Melanocortin 2 receptor accessory protein 2 (MRAP2) has a critical role in energy homeostasis, which has been linked to action on Melanocortin 4 receptor (MC4R) signaling. However, the mechanism by which MRAP2 knockout animals become obese is still unclear. Bruschetta and colleagues assessed the effect of postnatal overexpression of MRAP2 in MC4R neurons of the hypothalamic paraventricular nucleus (PVN). They found that MRAP2 acts postnatally, in a sex-specific manner, in the regulation of food intake and energy expenditure through the enhancement of MC4R neuronal signaling in the PVN.
Overexpression of melanocortin 2 receptor accessory protein 2 (MRAP2) in adult paraventricular MC4R neurons regulates energy intake and expenditure
- Abstract
Objective: Melanocortin 2 receptor accessory protein 2 (MRAP2) has a critical role in energy homeostasis. Although MRAP2 has been shown to regulates a number of GPCRs involved in metabolism, the key neurons responsible for the phenotype of gross obesity in MRAP2 deficient animals are unclear. Furthermore, to date, all the murine MRAP2 models involve the prenatal deletion of MRAP2.

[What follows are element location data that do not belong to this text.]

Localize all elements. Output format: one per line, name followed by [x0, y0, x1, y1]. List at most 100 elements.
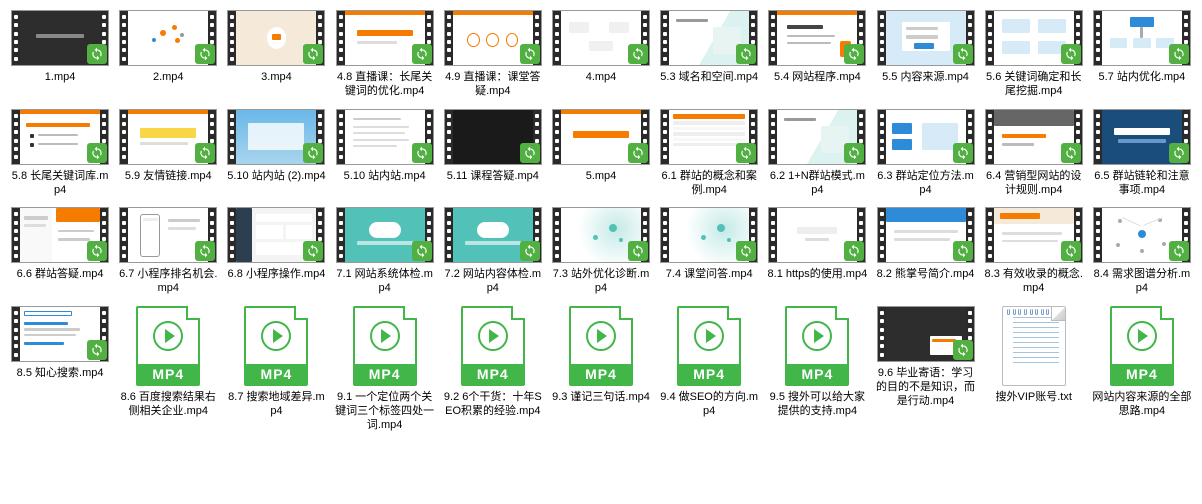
file-item[interactable]: 5.4 网站程序.mp4 [765, 8, 869, 101]
video-thumbnail [877, 306, 975, 362]
file-item[interactable]: 8.3 有效收录的概念.mp4 [982, 205, 1086, 298]
filmstrip-edge [661, 110, 669, 164]
file-name-label: 4.9 直播课：课堂答疑.mp4 [443, 70, 543, 99]
video-thumbnail [552, 10, 650, 66]
video-thumbnail [768, 10, 866, 66]
file-item[interactable]: 4.8 直播课：长尾关键词的优化.mp4 [333, 8, 437, 101]
file-name-label: 8.6 百度搜索结果右侧相关企业.mp4 [118, 390, 218, 419]
video-thumbnail [877, 109, 975, 165]
file-name-label: 5.8 长尾关键词库.mp4 [10, 169, 110, 198]
file-name-label: 9.4 做SEO的方向.mp4 [659, 390, 759, 419]
sync-overlay-icon [953, 143, 973, 163]
video-thumbnail [1093, 10, 1191, 66]
file-item[interactable]: 6.8 小程序操作.mp4 [224, 205, 328, 298]
file-item[interactable]: MP4 9.2 6个干货：十年SEO积累的经验.mp4 [441, 304, 545, 435]
video-thumbnail [660, 207, 758, 263]
file-name-label: 5.4 网站程序.mp4 [774, 70, 861, 84]
video-thumbnail [11, 207, 109, 263]
filmstrip-edge [337, 11, 345, 65]
file-item[interactable]: 3.mp4 [224, 8, 328, 101]
video-thumbnail [119, 109, 217, 165]
file-item[interactable]: 5.7 站内优化.mp4 [1090, 8, 1194, 101]
mp4-badge: MP4 [679, 364, 739, 384]
file-item[interactable]: 6.2 1+N群站模式.mp4 [765, 107, 869, 200]
file-name-label: 6.3 群站定位方法.mp4 [875, 169, 975, 198]
file-name-label: 9.2 6个干货：十年SEO积累的经验.mp4 [443, 390, 543, 419]
file-name-label: 8.2 熊掌号简介.mp4 [877, 267, 975, 281]
filmstrip-edge [337, 110, 345, 164]
file-item[interactable]: MP4 9.1 一个定位两个关键词三个标签四处一词.mp4 [333, 304, 437, 435]
file-name-label: 网站内容来源的全部思路.mp4 [1092, 390, 1192, 419]
file-item[interactable]: MP4 网站内容来源的全部思路.mp4 [1090, 304, 1194, 435]
filmstrip-edge [120, 208, 128, 262]
file-item[interactable]: MP4 9.5 搜外可以给大家提供的支持.mp4 [765, 304, 869, 435]
video-thumbnail [1093, 207, 1191, 263]
mp4-badge: MP4 [571, 364, 631, 384]
file-item[interactable]: 8.5 知心搜索.mp4 [8, 304, 112, 435]
filmstrip-edge [445, 208, 453, 262]
file-item[interactable]: 6.4 营销型网站的设计规则.mp4 [982, 107, 1086, 200]
mp4-file-icon: MP4 [1110, 306, 1174, 386]
file-item[interactable]: 7.1 网站系统体检.mp4 [333, 205, 437, 298]
sync-overlay-icon [303, 241, 323, 261]
file-item[interactable]: 7.4 课堂问答.mp4 [657, 205, 761, 298]
file-item[interactable]: 6.7 小程序排名机会.mp4 [116, 205, 220, 298]
filmstrip-edge [445, 110, 453, 164]
file-item[interactable]: MP4 9.4 做SEO的方向.mp4 [657, 304, 761, 435]
file-item[interactable]: 8.4 需求图谱分析.mp4 [1090, 205, 1194, 298]
file-item[interactable]: 5.6 关键词确定和长尾挖掘.mp4 [982, 8, 1086, 101]
mp4-badge: MP4 [138, 364, 198, 384]
file-item[interactable]: 8.2 熊掌号简介.mp4 [873, 205, 977, 298]
file-item[interactable]: 7.2 网站内容体检.mp4 [441, 205, 545, 298]
file-item[interactable]: MP4 8.6 百度搜索结果右侧相关企业.mp4 [116, 304, 220, 435]
file-item[interactable]: 5.8 长尾关键词库.mp4 [8, 107, 112, 200]
file-item[interactable]: 7.3 站外优化诊断.mp4 [549, 205, 653, 298]
file-name-label: 5.10 站内站.mp4 [344, 169, 426, 183]
filmstrip-edge [878, 11, 886, 65]
file-item[interactable]: 6.1 群站的概念和案例.mp4 [657, 107, 761, 200]
sync-overlay-icon [87, 241, 107, 261]
video-thumbnail [11, 306, 109, 362]
sync-overlay-icon [953, 44, 973, 64]
file-item[interactable]: 6.6 群站答疑.mp4 [8, 205, 112, 298]
file-item[interactable]: 5.9 友情链接.mp4 [116, 107, 220, 200]
file-item[interactable]: 5.3 域名和空间.mp4 [657, 8, 761, 101]
file-item[interactable]: 8.1 https的使用.mp4 [765, 205, 869, 298]
file-item[interactable]: 5.10 站内站 (2).mp4 [224, 107, 328, 200]
txt-file-icon [1002, 306, 1066, 386]
filmstrip-edge [228, 208, 236, 262]
file-item[interactable]: 5.10 站内站.mp4 [333, 107, 437, 200]
sync-overlay-icon [628, 44, 648, 64]
sync-overlay-icon [520, 143, 540, 163]
sync-overlay-icon [520, 44, 540, 64]
file-name-label: 3.mp4 [261, 70, 292, 84]
file-item[interactable]: 6.3 群站定位方法.mp4 [873, 107, 977, 200]
sync-overlay-icon [87, 340, 107, 360]
file-name-label: 7.3 站外优化诊断.mp4 [551, 267, 651, 296]
sync-overlay-icon [1061, 241, 1081, 261]
file-item[interactable]: 5.11 课程答疑.mp4 [441, 107, 545, 200]
file-name-label: 5.6 关键词确定和长尾挖掘.mp4 [984, 70, 1084, 99]
file-item[interactable]: 4.mp4 [549, 8, 653, 101]
file-item[interactable]: 9.6 毕业寄语：学习的目的不是知识，而是行动.mp4 [873, 304, 977, 435]
file-item[interactable]: 2.mp4 [116, 8, 220, 101]
sync-overlay-icon [1169, 241, 1189, 261]
file-item[interactable]: 1.mp4 [8, 8, 112, 101]
file-item[interactable]: MP4 9.3 谨记三句话.mp4 [549, 304, 653, 435]
file-grid: 1.mp4 2.mp4 3.mp4 [8, 8, 1194, 435]
file-item[interactable]: 5.5 内容来源.mp4 [873, 8, 977, 101]
sync-overlay-icon [736, 44, 756, 64]
filmstrip-edge [878, 110, 886, 164]
video-thumbnail [660, 10, 758, 66]
video-thumbnail [768, 207, 866, 263]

Methods: To target Melanocortin 4 receptor (MC4R)-expressing neurons in the hypothalamic paraventricular nucleus (PVN), we performed stereotaxic surgery using AAV to selectively overexpress MRAP2 postnatally in adult Mc4r-cre mice. We assessed energy homeostasis, glucose metabolism, core body temperature, and response to MC3R/MC4R agonist MTII.
Results:Mc4r-crePVN-MRAP2 female mice on a standard chow diet had less age-related weight gain and improved glucose/insulin profile compared to control Mc4r-crePVN-GFP mice. These changes were associated with a reduction in food intake and increased energy expenditure. In contrast, Mc4r-crePVN-MRAP2 male mice showed no improvement on a chow diet, but improvement of energy and glucose metabolism was observed following high fat diet (HFD) feeding. In addition, an increase in core body temperature was found in both females fed on standard chow diet and males fed on HFD. Mc4r-crePVN-MRAP2 female and male mice showed increased neuronal activation in the PVN compared to controls, with further increase in neuronal activation post MTII treatment in females.
Conclusion: Our data indicate a site-specific role for MRAP2 in PVN MC4R-expressing neurons in potentiating MC4R neuronal activation at baseline conditions in the regulation of food intake and energy expenditure.